Our Story

Medi-Link was founded in 2010, born from a clear observation: since the early 1990s, despite significant advances in Clinical Research management, the relationships and interactions between Sponsors and Investigator Sites had not evolved meaningfully. In fact, they had even deteriorated—especially in private practices.

The initiatives launched by CeNGEPS, though promising, were limited to university hospitals. The arrival of Clinical Research Technicians (CRTs), through physician associations or hospital departments dedicated to Clinical Research, opened up new perspectives—but primarily within large hospitals. For sponsors, it remained difficult to recruit investigators, retrieve the necessary administrative documents, and meet patient enrollment targets within protocol-defined timelines.
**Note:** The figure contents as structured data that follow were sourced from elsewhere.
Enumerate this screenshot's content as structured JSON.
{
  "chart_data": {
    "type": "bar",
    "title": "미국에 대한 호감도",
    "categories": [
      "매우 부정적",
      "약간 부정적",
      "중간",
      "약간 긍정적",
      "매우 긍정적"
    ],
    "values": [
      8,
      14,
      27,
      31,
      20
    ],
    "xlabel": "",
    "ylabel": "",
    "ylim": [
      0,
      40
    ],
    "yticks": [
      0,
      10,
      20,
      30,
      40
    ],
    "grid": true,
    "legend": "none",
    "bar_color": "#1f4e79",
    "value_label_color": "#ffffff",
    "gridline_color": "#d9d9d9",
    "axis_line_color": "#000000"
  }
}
To this, one had to add the growing workload for physicians and healthcare staff, along with increasing pressure on sponsors to do more, faster, and at a lower cost. This pressure trickled down to investigator sites, while emerging countries became increasingly attractive competitors for conducting clinical studies.

In response to these challenges, the idea of Medi-Link emerged: to create a responsive structure staffed with support Clinical Research Associates (CRAs), capable of adapting to physicians' needs and optimizing the performance of clinical research sites. The model was simple: the physician handled clinical follow-up of the patients, while the support CRA managed logistics—including appointment scheduling, data collection, and liaison with sponsor-appointed CRAs.

By regionalizing CRAs to ensure they were no more than 1.5 hours away from investigator sites, Medi-Link reduced costs and improved proximity between investigators and their support staff—ultimately boosting site efficiency. Initially designed to support private practitioners, it quickly became clear that hospital structures also needed this kind of support.

Medi-Link subsequently expanded its services to include monitoring studies on behalf of hospital institutions such as regional and university hospitals. This expansion addressed the challenges hospitals faced in recruiting and retaining CRAs, as well as managing increasing workloads.

Since late 2024, Medi-Link has broadened its model by creating a comprehensive hub that brings together all the expertise needed throughout the lifecycle of a biomedical research project—from the initial idea to publication and the use of final results. This model retains the agility, expertise, and cost-efficiency of smaller structures, while offering the capabilities of a large international CRO.

Our experience has allowed us to build a network of pre-qualified investigator sites, ready to commit to the deliverables defined in protocols. Whether hospital-based or in private practice, these sites benefit from local support and are fully equipped to meet the requirements of your studies.